In short: wavelets and relatives are pretty good at compacting a sufficiently large class of regular-enough and useful signals and images. What follows are signal properties (and corresponding wavelet features) that make wavelets good (not best) candidates for lossy compression:
- piecewise-smooth (vanishing moments, or cancellation of low-order polynomials)
- edges or jumps (gradient-like or Laplacian behavior of wavelets)
- localized oscillations (zero-average and wiggling wavelet shape)
- noise or spurious events (orthogonality and sparsity enhancement)
As said by @hops, the efficiency of wavelets for compression depends of the good matching of a signal class and the chosen wavelets.

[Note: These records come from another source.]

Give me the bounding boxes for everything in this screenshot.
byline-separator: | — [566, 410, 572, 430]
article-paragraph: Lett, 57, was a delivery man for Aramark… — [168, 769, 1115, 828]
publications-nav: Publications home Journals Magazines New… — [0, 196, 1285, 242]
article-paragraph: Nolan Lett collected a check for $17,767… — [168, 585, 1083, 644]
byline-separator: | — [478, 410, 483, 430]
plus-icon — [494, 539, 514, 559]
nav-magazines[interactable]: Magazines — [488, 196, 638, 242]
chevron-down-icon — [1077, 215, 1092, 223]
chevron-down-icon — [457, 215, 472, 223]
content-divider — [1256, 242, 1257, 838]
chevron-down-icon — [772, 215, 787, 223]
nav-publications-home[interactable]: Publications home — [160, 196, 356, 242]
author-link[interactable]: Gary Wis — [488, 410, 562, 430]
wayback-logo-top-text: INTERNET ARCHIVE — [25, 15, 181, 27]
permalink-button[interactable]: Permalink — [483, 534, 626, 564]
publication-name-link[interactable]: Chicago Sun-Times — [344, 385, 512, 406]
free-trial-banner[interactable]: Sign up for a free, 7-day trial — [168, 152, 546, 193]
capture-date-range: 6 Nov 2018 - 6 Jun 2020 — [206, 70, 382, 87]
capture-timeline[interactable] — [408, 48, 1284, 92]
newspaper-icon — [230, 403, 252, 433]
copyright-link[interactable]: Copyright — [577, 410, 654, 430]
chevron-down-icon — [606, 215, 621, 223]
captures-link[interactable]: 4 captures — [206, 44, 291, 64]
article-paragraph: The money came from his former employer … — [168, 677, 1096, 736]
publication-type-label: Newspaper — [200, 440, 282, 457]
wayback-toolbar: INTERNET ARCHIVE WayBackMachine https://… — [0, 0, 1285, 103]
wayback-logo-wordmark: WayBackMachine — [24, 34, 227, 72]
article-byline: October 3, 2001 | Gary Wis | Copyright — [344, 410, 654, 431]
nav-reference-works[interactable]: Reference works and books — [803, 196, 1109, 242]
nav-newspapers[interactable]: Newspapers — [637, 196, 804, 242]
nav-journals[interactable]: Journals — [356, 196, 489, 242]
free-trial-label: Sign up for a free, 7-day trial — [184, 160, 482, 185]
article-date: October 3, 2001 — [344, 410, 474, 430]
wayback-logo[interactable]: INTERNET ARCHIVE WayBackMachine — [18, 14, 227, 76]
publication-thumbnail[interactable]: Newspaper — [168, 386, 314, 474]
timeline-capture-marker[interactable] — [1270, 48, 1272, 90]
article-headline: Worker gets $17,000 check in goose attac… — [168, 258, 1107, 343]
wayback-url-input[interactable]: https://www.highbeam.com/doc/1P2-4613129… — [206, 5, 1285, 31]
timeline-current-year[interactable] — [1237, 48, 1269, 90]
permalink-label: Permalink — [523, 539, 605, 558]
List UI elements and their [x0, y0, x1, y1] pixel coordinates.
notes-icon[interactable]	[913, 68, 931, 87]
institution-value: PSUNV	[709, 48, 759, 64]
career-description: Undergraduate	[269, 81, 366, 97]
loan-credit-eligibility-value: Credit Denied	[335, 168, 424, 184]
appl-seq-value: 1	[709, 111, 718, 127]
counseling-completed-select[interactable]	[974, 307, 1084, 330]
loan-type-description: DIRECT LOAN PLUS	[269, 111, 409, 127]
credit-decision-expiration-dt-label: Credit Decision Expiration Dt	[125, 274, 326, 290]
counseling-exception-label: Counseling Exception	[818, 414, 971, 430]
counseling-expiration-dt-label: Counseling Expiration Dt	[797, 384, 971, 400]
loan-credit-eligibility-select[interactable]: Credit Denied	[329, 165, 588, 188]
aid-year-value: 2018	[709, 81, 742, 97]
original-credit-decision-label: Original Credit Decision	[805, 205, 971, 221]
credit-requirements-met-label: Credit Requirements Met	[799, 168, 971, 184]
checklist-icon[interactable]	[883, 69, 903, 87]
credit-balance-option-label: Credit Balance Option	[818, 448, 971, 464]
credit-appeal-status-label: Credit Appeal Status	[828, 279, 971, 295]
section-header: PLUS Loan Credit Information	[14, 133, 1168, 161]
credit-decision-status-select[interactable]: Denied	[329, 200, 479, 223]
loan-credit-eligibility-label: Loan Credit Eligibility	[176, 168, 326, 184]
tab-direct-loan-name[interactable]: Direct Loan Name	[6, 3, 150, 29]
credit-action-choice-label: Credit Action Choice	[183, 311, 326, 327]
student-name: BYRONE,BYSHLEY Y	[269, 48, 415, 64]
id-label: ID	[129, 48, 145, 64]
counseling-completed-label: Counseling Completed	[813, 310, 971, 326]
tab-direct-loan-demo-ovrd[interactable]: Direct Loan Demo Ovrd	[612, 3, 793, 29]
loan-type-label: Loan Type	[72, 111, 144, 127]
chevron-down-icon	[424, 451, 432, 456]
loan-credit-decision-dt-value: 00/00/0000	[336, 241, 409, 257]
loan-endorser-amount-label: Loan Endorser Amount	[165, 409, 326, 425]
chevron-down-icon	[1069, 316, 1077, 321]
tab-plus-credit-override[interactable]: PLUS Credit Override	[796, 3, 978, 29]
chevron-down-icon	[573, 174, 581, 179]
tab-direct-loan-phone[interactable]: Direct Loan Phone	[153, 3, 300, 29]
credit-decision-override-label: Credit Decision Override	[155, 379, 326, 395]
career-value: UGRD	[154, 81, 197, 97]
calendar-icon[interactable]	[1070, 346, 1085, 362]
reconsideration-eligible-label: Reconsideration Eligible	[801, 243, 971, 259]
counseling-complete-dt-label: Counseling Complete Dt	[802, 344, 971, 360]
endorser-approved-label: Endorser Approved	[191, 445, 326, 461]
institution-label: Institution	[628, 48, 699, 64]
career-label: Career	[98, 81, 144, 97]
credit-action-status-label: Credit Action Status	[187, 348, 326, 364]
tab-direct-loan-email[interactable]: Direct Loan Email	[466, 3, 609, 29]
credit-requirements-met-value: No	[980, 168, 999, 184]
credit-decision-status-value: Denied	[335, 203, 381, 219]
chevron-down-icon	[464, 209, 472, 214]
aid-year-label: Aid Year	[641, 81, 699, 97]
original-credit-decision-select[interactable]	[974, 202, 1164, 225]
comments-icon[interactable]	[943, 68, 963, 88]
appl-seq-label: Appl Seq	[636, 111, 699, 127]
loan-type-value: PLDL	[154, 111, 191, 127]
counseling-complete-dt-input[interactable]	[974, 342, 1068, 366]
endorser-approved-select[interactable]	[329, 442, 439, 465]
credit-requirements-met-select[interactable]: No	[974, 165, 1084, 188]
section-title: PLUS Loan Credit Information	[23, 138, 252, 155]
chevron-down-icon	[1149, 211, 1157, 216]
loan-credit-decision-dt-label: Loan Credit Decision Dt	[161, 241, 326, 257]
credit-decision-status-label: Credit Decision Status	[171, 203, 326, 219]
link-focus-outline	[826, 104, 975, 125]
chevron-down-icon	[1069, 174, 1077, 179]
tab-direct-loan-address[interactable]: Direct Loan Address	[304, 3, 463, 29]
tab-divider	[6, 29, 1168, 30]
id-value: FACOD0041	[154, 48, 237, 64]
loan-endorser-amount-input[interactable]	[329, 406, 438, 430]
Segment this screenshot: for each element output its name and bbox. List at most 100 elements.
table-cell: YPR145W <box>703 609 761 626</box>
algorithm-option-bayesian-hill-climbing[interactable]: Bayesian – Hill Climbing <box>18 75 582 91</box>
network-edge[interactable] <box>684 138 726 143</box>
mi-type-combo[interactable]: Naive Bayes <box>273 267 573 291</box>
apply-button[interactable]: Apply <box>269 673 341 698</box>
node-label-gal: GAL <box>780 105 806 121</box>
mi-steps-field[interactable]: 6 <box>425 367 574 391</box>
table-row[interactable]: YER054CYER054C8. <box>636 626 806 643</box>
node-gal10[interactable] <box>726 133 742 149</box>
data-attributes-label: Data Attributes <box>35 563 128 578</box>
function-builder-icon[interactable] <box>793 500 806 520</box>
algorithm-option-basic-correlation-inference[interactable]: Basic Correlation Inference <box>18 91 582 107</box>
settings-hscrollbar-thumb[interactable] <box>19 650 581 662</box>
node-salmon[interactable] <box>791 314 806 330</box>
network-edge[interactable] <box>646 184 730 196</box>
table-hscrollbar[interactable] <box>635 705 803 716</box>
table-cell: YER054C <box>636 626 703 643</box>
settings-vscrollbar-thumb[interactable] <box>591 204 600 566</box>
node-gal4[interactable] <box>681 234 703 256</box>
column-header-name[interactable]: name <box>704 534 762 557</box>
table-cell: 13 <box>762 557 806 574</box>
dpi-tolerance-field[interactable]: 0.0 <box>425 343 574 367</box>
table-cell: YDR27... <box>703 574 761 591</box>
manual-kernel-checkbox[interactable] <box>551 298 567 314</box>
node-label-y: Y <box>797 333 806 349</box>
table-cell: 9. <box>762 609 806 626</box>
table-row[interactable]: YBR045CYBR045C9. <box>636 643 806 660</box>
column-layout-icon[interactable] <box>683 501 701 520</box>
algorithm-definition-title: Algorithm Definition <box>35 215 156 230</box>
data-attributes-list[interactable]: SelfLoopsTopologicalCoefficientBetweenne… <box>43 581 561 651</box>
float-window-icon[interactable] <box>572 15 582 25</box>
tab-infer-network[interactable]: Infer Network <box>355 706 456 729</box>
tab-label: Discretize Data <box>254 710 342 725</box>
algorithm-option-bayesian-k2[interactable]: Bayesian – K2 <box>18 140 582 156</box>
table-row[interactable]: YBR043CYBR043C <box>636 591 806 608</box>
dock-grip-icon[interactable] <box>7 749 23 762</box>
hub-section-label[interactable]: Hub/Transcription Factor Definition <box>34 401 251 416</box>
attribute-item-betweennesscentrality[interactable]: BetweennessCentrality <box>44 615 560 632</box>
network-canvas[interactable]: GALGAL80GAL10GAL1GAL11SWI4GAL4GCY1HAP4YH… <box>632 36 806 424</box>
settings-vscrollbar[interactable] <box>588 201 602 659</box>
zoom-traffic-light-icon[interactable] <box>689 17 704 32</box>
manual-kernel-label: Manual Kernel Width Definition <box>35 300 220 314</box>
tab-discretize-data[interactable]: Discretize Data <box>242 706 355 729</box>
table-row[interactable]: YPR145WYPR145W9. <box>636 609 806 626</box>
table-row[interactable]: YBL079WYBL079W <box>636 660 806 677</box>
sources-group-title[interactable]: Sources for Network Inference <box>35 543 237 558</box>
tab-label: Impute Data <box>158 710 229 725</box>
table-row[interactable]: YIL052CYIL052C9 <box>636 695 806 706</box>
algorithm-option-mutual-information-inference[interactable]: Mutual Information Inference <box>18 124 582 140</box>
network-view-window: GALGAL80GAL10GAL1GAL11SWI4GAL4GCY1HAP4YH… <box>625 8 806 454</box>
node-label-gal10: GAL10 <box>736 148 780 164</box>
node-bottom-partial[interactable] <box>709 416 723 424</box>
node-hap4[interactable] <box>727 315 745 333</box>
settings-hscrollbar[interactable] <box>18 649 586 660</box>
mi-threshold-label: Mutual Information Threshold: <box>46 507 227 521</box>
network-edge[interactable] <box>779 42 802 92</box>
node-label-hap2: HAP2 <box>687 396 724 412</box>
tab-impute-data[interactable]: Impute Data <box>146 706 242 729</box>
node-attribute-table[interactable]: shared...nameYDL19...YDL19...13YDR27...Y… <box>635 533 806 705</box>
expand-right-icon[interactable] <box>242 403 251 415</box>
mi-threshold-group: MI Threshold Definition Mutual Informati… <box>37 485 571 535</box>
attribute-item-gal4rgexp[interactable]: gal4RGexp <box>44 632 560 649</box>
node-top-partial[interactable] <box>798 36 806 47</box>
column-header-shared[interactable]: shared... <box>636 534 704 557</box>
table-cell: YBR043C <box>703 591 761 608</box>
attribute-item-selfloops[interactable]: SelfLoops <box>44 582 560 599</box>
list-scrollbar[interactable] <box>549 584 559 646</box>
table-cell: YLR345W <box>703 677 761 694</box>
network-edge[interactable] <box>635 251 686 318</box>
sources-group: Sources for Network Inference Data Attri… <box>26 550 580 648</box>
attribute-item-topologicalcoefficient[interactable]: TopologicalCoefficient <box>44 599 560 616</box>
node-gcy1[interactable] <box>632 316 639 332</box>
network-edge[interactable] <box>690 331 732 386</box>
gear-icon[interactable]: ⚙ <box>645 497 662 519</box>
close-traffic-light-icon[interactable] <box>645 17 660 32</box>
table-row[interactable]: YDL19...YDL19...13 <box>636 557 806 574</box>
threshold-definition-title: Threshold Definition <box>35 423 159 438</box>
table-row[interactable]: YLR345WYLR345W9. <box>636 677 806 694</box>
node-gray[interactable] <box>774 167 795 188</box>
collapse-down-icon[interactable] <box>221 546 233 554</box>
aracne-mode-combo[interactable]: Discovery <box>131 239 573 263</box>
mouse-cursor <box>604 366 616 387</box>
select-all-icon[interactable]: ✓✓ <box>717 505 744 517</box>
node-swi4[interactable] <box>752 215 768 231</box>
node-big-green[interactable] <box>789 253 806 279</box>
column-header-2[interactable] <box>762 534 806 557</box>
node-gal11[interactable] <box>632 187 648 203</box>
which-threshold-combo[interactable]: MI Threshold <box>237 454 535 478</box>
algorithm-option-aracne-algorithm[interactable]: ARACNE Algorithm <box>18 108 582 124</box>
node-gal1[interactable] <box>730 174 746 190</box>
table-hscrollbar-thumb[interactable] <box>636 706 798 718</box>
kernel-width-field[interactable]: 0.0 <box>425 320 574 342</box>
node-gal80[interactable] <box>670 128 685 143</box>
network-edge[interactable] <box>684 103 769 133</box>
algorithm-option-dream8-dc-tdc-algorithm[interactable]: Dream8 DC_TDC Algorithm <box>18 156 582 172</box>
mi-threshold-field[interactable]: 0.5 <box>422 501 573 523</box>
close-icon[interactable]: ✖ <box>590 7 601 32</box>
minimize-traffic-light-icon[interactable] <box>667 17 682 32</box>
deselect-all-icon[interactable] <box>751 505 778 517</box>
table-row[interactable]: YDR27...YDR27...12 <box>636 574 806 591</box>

Let us restrict here to non-redundant discrete transformations: discrete Fourier and discrete wavelets. Both are orthogonal, or close enough (bio-orthogonal wavelets) to skip the distinction.
So both, when transform coefficients are discarded, are least-squares approximations. But least-squares are not the best metric for compression: if you double the amplitude of a sample, the energy is multiplied by $4$, but it only adds one bit to the stored data, in a $\log_2$ reasoning.
In a way, a transform will help compression if it reduces the logarithmic cost or bit-budget of a discrete signal; hence, if the coefficients have a power law $1/c^{\beta}$ that decreases fast enough (the highest the $\beta$, the better).
This feature is often called the compressibility of signals. It can be assessed empirically, but also theoretically based on complicated functional analysis (Besov, Sobolev spaces).
However, consider the useful class of $C^\alpha$ piecewise regular signals, $\alpha \ge 1$. They are locally smooth, with jumps (edges). Taking the largest $M$ coefficients for compression (or nonlinear approximation), the mean squared error for the Fourier basis will asymptotically decrease in $1/M$ for Fourier (because of Gibbs ringing). While wavelet approximations can decrease as $1/M^{-2\alpha}$. The smoother the signal, the better the wavelet compressibility. In other words, Fourier cannot use the regularity of the signal.
In practice, this is not so simple. The complex aspect of Fourier is somewhat difficult to handle. Quantization should be taken into account. The storage of the highest coefficients location costs too. Perceptual distortion should play a role, at least for lossy compression.
So at low compression rates, local Fourier decompositions like the JPEG DCT can perform as well as wavelets, since asymptotic proofs do not apply. Indeed, local cosine bases, lapped orthogonal transforms that bridge the gap between Fourier and standard wavelets perform well too, and they are used in the MP3 standard (MDCT). For images, the 2D aspect renders separable wavelets less efficient than in 1D.
For strict lossless compression through, (wavelet) transforms are not the state-of-the-art yet.